The impressive performance of today’s neural language models (LMs) is attributed to their ability to memorize and leverage a large amount of factual knowledge from their massive training data. While a variety of third-party fact-checking services have emerged in recent years to identify misinformation and disinformation in social media posts, news coverage, etc., it remains challenging to directly track LMs’ learned knowledge back to specific training data for analysis and verification. Amid growing public concerns regarding a lack of transparency in AI systems, the “fact-tracing” of LM outputs back to the specific data that informed them remains a crucial but relatively underexplored task.
In the new paper Tracing Knowledge in Language Models Back to the Training Data, a research team from MIT CSAIL and Google Research presents a new benchmark for tracing language models’ assertions back to the associated training data, aiming to establish a principled ground truth and mitigate the high compute demands for large LM training.
The team first identifies the main obstacles hindering efficient fact tracing in LMs: 1) It is unclear how to obtain the ground truth data, i.e. what exactly does it mean for a training example to be “responsible” for a factual statement?; and 2) Traditional influence-based methods for linking predictions back to training data quickly become computationally prohibitive due to the billions of parameters in today’s LMs.
To address these issues, the team explores the feasibility of fact tracing in LMs by constructing an evaluation dataset with unambiguous ground-truth information with regard to the origins of specific facts; and implementing a tractable procedure that enables applying fact-tracing methods to large-scale LMs.
The researchers built their evaluation dataset by adopting a specialized training corpus — the TREx dataset (Elsahar et al., 2018) — which identifies all sentences that do or do not express a particular fact. Training with the TREx dataset thus enables the researchers to obtain the ground truth “proponents” responsible for a given LM prediction.
To mitigate the extremely high costs of influence computation, the team applied a simple reranking setup commonly used in information retrieval, where attribution is run not on every training example but rather only on a small subset of candidate examples that include the ground truth proponents and “distractor” examples that are not true proponents. Having the model identify the true proponents amid the challenging distractors enables the team to differentiate the performance of multiple fact-tracing methods.

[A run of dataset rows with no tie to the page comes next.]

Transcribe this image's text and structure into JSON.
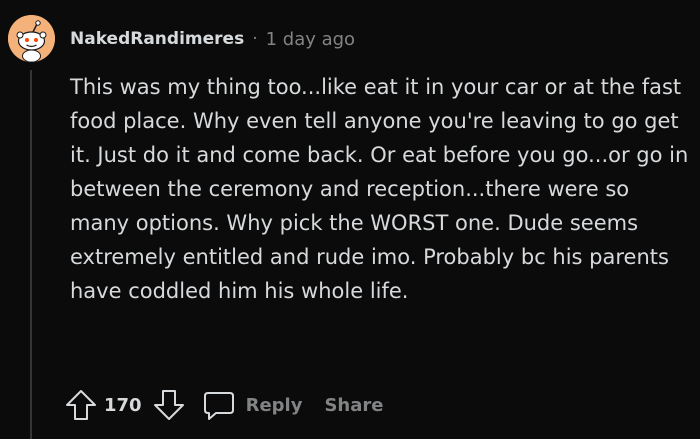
{
  "comment": {
    "username": "NakedRandimeres",
    "separator": "·",
    "timestamp": "1 day ago",
    "body": "This was my thing too...like eat it in your car or at the fast food place. Why even tell anyone you're leaving to go get it. Just do it and come back. Or eat before you go...or go in between the ceremony and reception...there were so many options. Why pick the WORST one. Dude seems extremely entitled and rude imo. Probably bc his parents have coddled him his whole life.",
    "avatar_color": "#f4b17a"
  },
  "actions": {
    "vote_count": "170",
    "reply_label": "Reply",
    "share_label": "Share",
    "upvote_icon": "arrow-up-icon",
    "downvote_icon": "arrow-down-icon",
    "reply_icon": "speech-bubble-icon"
  },
  "colors": {
    "background": "#0b0b0b",
    "text": "#d7dadc",
    "muted": "#818384",
    "thread_line": "#343536"
  }
}
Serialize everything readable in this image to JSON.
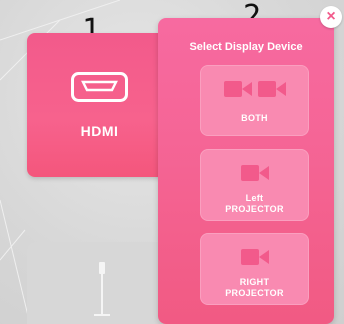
{
  "annotations": {
    "one": "1",
    "two": "2"
  },
  "source": {
    "hdmi_label": "HDMI"
  },
  "panel": {
    "title": "Select Display Device",
    "close_glyph": "×",
    "options": [
      {
        "line1": "BOTH",
        "line2": "",
        "icon": "two-camera-icon"
      },
      {
        "line1": "Left",
        "line2": "PROJECTOR",
        "icon": "camera-icon"
      },
      {
        "line1": "RIGHT",
        "line2": "PROJECTOR",
        "icon": "camera-icon"
      }
    ]
  },
  "colors": {
    "accent": "#f25a8b",
    "option_bg": "#f98ab1",
    "icon_fill": "#f25a8b"
  }
}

In their empirical study, the team used their proposed benchmark to evaluate both gradient-based (Koh and Liang, 2017; Pruthi et al., 2020) and embedding-based (Rajani et al., 2020) influence methods on information retrieval tasks. They also included a basic information retrieval (IR) technique (BM25, Robertson et al., 1995; Lv and Zhai, 2011) that cannot access the LM and simply selects training examples that show high lexical overlap with the model’s prediction.
Somewhat surprisingly, the results show that the simple BM25 IR approach with no tuning outperforms both of the influence approaches. Even with extensive hyperparameter tuning and under evaluation setups designed to favour them, current influence-based methods could not reliably identify training examples known to be responsible for specific model predictions.
The team also investigated the effects of layer selection, model checkpoints and fine-tuning approaches, an analysis that pointed to gradient saturation as a key factor affecting the fact-tracing performance of current methods. The team concludes that significant work remains to be done before the theoretical benefits of influence techniques for fact tracing can translate into empirical success.
The team hopes their new benchmark will encourage future research on fact tracing by establishing a principled ground truth and mitigating high computational costs.
The paper Tracing Knowledge in Language Models Back to the Training Data is on arXiv.